— Два месяца!
Два месяца его Людмила — единственная, желанная, ненаглядная — будет принадлежать какому-то старому хрычу, будет находиться в его лапах, в его власти, в его постели…
— Черт! — Андрей с силой ударил кулаком в тын.
Сводня испуганно втянула голову в плечи, оглянулась, закивала:
— А ты бы в кабак какой зашел, меда хмельного выпил, гусляров послушал, на скоморохов потешился. Глядишь, сердечко-то и отпустит. Да и отъехал от греха с Москвы. Кабы не сотворил чего сгоряча… Токмо хуже милой своей сделаешь.
— Сама иди!
Он снова, не чувствуя боли, врезал по тыну кулаком, после чего развернулся и стремительным шагом вырвался на улицу. Скользнул взглядом по храму, но к церкви не повернул — хватило здравомыслия не затевать скандала. Вместо этого он, вернувшись на двор боярина Кошкина, скинул ферязь и, отогнав потного подворника, принялся злобно колоть недавно привезенные из леса полусырые ольховые чурбаки.
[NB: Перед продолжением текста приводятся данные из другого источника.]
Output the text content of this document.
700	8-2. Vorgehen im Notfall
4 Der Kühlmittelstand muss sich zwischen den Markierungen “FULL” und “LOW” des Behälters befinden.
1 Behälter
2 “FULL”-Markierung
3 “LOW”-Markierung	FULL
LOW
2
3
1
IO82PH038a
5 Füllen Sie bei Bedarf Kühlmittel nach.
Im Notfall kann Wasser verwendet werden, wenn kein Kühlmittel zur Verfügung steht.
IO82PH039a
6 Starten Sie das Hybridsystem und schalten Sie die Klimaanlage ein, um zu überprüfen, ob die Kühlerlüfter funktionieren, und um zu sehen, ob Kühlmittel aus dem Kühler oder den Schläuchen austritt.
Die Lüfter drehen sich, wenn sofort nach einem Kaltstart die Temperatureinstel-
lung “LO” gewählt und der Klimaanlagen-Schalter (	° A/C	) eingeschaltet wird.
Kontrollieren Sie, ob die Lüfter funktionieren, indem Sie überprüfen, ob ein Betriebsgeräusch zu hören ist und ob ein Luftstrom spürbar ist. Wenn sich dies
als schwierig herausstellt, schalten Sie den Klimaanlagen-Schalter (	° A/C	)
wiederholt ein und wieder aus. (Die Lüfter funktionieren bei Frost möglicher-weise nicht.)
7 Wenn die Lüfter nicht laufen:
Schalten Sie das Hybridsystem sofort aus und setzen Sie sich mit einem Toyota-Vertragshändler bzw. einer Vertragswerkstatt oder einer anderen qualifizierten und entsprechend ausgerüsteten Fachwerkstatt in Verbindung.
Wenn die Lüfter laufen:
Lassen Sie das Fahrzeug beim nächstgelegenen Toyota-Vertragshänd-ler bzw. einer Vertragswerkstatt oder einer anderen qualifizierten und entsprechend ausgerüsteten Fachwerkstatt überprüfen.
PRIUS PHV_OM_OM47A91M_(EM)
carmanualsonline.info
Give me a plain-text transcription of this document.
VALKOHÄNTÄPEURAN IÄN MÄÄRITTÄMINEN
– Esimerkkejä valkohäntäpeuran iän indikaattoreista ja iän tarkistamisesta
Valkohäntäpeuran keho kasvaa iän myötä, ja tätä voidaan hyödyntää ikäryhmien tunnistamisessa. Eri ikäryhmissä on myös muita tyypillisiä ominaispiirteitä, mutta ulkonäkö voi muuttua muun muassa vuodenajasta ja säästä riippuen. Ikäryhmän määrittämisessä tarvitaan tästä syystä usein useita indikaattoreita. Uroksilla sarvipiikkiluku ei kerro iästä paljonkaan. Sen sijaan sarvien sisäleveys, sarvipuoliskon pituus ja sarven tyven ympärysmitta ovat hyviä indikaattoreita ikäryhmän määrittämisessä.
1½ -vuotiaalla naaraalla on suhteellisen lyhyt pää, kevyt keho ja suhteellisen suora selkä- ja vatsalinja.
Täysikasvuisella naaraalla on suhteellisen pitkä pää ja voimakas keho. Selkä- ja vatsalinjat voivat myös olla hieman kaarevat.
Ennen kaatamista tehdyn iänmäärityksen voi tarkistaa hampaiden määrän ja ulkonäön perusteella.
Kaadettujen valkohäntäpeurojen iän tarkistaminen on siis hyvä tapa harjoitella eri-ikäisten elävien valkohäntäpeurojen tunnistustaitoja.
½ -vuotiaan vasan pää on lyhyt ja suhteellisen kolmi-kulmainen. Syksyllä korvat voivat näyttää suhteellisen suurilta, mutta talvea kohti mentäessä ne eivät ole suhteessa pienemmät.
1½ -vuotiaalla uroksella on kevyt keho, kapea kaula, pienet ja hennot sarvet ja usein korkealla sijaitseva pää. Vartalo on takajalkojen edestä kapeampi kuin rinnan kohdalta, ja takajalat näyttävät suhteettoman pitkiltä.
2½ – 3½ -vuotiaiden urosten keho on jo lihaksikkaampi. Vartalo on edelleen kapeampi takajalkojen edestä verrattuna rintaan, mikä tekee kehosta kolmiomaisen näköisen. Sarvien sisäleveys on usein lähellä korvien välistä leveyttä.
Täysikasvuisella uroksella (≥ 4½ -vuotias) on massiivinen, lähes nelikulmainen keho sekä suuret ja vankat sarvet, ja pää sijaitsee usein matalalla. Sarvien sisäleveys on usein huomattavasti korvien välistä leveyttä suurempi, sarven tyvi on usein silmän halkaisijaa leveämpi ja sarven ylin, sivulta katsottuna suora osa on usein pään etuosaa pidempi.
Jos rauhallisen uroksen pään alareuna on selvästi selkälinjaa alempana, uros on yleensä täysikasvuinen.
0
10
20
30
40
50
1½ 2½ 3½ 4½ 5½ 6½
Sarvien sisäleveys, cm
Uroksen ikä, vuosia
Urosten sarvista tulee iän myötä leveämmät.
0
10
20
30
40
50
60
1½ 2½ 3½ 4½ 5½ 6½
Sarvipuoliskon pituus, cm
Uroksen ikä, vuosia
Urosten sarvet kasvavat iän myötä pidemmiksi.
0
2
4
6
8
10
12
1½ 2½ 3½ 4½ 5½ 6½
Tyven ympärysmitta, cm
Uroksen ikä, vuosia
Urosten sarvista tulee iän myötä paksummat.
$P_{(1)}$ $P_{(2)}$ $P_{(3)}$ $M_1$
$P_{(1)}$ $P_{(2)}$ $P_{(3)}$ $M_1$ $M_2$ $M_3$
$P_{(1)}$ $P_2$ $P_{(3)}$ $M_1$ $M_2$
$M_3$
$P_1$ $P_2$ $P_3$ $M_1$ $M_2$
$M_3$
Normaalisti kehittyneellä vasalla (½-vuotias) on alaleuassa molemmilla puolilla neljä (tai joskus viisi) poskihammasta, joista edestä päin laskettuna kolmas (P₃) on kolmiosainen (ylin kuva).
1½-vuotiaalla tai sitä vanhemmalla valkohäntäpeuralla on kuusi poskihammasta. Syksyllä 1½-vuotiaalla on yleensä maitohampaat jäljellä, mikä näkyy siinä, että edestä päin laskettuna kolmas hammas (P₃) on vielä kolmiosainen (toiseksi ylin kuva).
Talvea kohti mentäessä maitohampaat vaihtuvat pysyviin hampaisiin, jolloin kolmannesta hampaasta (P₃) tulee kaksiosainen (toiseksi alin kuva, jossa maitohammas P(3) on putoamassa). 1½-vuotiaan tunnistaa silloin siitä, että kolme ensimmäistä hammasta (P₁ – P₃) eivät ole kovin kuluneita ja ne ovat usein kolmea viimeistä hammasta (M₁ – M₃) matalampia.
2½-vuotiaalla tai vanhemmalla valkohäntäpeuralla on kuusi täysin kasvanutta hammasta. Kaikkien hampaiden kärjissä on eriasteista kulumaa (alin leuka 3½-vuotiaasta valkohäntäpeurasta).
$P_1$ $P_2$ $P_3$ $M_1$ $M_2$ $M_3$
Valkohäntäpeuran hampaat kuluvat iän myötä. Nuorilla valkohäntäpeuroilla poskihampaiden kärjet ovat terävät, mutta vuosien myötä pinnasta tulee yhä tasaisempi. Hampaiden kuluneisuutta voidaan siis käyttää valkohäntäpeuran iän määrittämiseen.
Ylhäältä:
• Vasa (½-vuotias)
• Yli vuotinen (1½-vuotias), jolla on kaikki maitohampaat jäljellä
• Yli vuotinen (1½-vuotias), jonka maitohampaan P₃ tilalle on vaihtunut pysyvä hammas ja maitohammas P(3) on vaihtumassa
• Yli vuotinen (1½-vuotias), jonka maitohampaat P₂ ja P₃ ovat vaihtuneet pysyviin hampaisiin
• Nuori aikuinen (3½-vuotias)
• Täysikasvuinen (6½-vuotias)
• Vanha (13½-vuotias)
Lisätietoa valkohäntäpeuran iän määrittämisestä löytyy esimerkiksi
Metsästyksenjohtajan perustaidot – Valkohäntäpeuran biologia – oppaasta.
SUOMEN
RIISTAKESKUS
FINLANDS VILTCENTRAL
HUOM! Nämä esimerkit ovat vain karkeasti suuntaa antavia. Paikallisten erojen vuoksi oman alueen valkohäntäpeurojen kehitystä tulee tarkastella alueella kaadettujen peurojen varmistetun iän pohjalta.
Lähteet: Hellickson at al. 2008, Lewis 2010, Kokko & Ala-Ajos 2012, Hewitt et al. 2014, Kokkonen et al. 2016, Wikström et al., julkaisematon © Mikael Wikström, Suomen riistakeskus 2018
Через три часа, после двух груженых с верхом возков, злоба наконец утихла, превратившись в глухую тоску. Желание рвать и метать отпустило — теперь ему хотелось лишь завыть от бессилия, уйти куда-нибудь прочь от посторонних глаз, от знакомых и незнакомых людей, скрыться в пустынях, чащобах и снегах, остаться в одиночестве. Хорошо быть одному — ибо отшельнику никогда не испытать подобных мук. Отшельнику не познать ни любви, ни ревности, ни злобы, ни предательства. Счастливчики…
— Кваску испей с устатку, княже. — Пахом, уже давно наблюдавший от амбара за его работой, приблизился, протянул глиняную крынку. — Воды умыться зачерпнуть али в баню пойдешь? Намедни топили, еще теплая.